Sobre os equipamentos, são descritos como “obsoletos”. Filatyev lembra que a arma que recebeu estava enferrujada e tinha uma corrente partida e que os camiões em que viajou para Kherson eram “obsoletos” e não blindados. Por vezes, paravam por 20 minutos num local, não sendo claro “qual era o plano – como sempre, ninguém sabia de nada”. “Éramos apenas um alvo ideal”, nota.

Filatyev relaciona o aumento da frustração na frente de guerra com os suicídios entre os soldados russos, as recompensas às famílias e alegados atos de mutilação contra soldados e cadáveres capturados.
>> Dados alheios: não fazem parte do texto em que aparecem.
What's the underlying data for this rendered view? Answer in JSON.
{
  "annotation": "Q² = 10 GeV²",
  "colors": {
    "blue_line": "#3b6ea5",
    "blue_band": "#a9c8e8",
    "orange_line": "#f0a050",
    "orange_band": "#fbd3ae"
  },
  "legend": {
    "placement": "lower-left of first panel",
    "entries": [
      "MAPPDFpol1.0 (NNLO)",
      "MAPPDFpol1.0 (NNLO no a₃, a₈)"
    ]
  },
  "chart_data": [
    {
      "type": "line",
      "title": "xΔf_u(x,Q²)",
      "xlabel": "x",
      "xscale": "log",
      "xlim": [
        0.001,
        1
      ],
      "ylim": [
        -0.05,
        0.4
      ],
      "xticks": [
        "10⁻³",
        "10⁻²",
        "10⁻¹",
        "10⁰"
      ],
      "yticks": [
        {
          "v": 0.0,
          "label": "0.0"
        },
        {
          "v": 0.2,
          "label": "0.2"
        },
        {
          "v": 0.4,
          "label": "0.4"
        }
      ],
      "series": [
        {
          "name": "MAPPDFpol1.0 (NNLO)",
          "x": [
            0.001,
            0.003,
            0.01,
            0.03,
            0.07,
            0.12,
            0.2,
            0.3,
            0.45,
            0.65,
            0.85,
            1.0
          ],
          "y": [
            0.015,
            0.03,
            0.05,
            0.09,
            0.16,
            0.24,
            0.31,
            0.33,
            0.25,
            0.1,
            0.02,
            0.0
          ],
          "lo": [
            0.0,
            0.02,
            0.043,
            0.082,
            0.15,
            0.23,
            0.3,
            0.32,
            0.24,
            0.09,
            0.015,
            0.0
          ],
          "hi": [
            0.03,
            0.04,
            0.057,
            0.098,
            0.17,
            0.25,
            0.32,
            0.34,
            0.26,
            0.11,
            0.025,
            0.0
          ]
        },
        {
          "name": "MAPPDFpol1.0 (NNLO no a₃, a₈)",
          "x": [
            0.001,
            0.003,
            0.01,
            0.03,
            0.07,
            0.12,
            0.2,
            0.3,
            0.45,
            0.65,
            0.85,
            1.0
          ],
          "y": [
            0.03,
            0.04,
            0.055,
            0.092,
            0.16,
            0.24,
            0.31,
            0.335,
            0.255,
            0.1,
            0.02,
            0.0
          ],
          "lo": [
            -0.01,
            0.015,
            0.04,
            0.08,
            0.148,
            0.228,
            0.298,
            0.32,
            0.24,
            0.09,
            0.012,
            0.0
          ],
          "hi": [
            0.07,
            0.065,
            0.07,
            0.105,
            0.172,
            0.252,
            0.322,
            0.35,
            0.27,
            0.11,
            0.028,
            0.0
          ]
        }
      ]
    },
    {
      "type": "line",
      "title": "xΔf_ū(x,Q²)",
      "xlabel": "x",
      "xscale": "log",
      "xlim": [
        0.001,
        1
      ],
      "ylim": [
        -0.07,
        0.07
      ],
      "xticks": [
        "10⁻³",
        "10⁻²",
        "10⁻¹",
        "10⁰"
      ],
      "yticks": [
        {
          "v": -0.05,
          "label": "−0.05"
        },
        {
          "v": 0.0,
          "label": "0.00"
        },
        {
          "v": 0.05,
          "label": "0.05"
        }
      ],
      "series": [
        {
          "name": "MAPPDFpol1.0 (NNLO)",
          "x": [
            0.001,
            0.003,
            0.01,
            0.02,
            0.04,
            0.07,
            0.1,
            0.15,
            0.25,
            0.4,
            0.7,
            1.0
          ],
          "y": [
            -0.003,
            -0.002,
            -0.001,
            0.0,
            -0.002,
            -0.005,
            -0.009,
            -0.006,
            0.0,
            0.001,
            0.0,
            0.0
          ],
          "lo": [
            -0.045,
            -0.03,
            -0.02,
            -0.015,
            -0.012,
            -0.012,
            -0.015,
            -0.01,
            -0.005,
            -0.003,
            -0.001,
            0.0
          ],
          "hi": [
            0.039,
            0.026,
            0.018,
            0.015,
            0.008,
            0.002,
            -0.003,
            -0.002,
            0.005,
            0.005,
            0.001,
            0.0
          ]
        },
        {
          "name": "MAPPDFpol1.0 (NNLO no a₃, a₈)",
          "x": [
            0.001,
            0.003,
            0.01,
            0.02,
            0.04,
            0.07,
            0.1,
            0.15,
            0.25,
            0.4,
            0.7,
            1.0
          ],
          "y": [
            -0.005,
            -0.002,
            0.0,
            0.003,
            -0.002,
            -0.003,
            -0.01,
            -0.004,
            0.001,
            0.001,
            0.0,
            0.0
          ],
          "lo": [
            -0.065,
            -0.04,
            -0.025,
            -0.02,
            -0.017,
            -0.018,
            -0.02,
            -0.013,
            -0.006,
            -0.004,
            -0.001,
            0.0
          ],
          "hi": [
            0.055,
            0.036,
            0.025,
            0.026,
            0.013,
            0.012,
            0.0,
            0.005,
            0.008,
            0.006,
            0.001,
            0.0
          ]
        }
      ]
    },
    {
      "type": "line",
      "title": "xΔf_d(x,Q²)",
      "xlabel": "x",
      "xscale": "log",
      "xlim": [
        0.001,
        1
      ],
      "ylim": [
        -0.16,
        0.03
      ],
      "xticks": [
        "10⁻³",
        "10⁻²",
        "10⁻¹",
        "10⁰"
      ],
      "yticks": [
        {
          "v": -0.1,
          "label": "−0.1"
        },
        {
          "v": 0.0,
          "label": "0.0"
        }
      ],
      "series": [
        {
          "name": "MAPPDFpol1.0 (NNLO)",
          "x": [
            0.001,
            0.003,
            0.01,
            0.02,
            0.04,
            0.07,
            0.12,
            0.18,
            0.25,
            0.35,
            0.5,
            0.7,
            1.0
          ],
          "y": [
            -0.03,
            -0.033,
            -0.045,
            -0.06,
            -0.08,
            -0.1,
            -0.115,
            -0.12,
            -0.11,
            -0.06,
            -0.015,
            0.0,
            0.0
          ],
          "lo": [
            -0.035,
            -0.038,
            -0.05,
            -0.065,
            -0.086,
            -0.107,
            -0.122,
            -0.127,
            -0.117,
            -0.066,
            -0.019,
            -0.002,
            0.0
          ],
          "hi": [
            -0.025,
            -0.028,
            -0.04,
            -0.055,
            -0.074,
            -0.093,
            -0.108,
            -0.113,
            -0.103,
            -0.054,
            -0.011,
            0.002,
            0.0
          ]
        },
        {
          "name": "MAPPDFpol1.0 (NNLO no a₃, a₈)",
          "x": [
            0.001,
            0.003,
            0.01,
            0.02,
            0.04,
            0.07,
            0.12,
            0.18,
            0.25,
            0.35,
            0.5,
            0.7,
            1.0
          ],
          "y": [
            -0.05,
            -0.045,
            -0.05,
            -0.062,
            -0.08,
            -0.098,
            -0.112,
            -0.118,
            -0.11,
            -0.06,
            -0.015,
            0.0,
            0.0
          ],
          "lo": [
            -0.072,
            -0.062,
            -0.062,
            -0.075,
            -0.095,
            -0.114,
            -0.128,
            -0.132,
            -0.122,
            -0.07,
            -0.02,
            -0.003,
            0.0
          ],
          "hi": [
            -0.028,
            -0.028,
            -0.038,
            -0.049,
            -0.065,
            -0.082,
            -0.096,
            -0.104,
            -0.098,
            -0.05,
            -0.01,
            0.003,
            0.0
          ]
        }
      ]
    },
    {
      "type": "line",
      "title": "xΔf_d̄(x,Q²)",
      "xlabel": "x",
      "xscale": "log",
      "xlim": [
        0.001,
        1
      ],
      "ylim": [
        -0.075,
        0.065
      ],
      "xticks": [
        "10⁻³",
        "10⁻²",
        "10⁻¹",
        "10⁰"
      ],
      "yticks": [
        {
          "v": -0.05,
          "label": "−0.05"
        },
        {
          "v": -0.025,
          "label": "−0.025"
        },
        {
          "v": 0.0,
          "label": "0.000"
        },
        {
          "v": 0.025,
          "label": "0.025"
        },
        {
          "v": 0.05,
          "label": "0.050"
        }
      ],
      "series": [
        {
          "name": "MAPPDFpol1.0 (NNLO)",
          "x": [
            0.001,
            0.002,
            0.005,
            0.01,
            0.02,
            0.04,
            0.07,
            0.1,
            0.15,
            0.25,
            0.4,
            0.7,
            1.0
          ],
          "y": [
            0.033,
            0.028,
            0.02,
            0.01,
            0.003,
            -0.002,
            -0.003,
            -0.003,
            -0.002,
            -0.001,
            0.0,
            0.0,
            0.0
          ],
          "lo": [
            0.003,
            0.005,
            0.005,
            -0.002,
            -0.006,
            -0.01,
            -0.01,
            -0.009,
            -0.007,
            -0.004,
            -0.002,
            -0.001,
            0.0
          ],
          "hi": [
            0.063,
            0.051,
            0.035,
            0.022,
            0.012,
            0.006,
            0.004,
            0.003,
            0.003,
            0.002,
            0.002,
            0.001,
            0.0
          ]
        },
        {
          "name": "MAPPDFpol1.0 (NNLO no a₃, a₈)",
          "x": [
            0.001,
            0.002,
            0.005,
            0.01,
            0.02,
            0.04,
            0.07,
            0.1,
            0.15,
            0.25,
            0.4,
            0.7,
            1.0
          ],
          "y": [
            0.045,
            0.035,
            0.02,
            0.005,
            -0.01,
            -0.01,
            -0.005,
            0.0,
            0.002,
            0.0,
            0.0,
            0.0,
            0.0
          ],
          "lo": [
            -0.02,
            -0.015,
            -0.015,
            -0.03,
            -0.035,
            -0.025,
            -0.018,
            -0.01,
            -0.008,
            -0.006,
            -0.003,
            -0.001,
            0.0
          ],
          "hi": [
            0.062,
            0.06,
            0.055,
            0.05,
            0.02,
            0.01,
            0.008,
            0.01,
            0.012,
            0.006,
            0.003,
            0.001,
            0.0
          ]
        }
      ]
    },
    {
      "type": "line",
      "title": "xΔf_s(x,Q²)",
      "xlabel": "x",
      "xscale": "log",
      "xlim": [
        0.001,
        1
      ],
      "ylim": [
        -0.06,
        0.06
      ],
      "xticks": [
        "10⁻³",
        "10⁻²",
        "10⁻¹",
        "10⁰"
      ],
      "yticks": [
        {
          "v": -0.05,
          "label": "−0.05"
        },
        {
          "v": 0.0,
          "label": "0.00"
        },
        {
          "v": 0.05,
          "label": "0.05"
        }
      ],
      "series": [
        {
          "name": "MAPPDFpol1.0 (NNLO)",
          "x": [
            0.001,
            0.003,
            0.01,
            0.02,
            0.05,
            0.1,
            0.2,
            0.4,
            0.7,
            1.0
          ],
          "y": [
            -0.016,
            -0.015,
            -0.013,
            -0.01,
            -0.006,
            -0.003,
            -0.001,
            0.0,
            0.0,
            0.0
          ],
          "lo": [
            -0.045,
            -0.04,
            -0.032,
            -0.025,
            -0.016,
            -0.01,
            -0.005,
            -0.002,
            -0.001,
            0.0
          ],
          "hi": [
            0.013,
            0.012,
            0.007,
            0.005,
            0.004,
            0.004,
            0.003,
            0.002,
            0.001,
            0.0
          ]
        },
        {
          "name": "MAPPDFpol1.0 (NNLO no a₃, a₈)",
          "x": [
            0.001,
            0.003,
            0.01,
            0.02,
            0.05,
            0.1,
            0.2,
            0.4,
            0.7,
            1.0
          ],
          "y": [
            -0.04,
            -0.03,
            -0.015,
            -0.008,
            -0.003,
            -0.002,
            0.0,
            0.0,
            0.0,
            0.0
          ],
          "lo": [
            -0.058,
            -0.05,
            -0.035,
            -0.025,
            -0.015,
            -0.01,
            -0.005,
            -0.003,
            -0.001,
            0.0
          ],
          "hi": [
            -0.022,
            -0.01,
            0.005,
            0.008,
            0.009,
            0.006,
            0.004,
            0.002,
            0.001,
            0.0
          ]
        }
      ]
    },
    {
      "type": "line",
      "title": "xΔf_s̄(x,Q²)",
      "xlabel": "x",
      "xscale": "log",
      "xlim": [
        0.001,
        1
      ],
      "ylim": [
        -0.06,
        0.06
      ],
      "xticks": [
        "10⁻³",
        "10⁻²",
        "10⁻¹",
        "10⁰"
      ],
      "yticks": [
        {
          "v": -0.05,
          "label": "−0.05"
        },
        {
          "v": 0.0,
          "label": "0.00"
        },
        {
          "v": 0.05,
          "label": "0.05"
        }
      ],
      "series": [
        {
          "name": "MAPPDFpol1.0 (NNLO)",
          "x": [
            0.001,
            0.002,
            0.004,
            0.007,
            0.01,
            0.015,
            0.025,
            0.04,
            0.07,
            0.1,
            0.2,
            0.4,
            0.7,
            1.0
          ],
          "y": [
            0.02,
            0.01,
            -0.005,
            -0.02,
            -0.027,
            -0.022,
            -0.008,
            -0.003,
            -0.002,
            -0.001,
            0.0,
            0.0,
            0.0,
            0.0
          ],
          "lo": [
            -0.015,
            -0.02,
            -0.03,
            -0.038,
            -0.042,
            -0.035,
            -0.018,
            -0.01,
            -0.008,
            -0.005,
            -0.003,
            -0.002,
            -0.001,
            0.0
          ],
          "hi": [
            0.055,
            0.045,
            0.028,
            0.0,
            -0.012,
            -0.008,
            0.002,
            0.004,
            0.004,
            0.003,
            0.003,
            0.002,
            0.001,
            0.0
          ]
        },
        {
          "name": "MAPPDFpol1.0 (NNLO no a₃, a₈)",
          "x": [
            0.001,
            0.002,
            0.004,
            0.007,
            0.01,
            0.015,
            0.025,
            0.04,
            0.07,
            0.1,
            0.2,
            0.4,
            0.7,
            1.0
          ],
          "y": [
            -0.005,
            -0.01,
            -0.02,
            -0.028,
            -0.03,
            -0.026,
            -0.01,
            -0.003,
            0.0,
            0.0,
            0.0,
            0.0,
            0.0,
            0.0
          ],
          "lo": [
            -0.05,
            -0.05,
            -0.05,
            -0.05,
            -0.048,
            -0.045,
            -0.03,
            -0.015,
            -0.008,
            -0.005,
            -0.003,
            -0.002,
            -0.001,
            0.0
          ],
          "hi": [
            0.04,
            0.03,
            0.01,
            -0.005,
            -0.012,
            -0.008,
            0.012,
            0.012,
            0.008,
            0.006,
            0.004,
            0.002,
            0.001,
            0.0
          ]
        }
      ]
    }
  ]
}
O antigo paraquedista aponta a falta de tratamento para veteranos e afirmou que muitas famílias não receberam a indemnização devida aquando da morte de um soldado.
 
Apesar de garantir não ter visto nenhum ato que pusesse ser considerado de abuso, fala de uma cultura de raiva e ressentimento no exército russo.

Saída da Rússia

Filatyev deixou a Rússia no início desta semana, com o apoio do líder da rede Gulagu.net, Vladimir Osechkin. É o primeiro soldado a abandonar o país devido à sua oposição à guerra da Ucrânia. A sua primeira intenção era entregar-se à polícia após a publicação das memórias, mas a insistência do ativista levou-o a reconsiderar.

Durante duas semanas, dormiu sempre em sítios diferentes e tentava antecipar os movimentos da polícia. Mas considera que não seria difícil de encontrar.

Filatyev pode ter sido inspiração para outros. Coincidência ou não, já depois da sua fuga, um soldado russo confessou perante as câmara ter matado um civil da cidade ucraniana de Andriivka.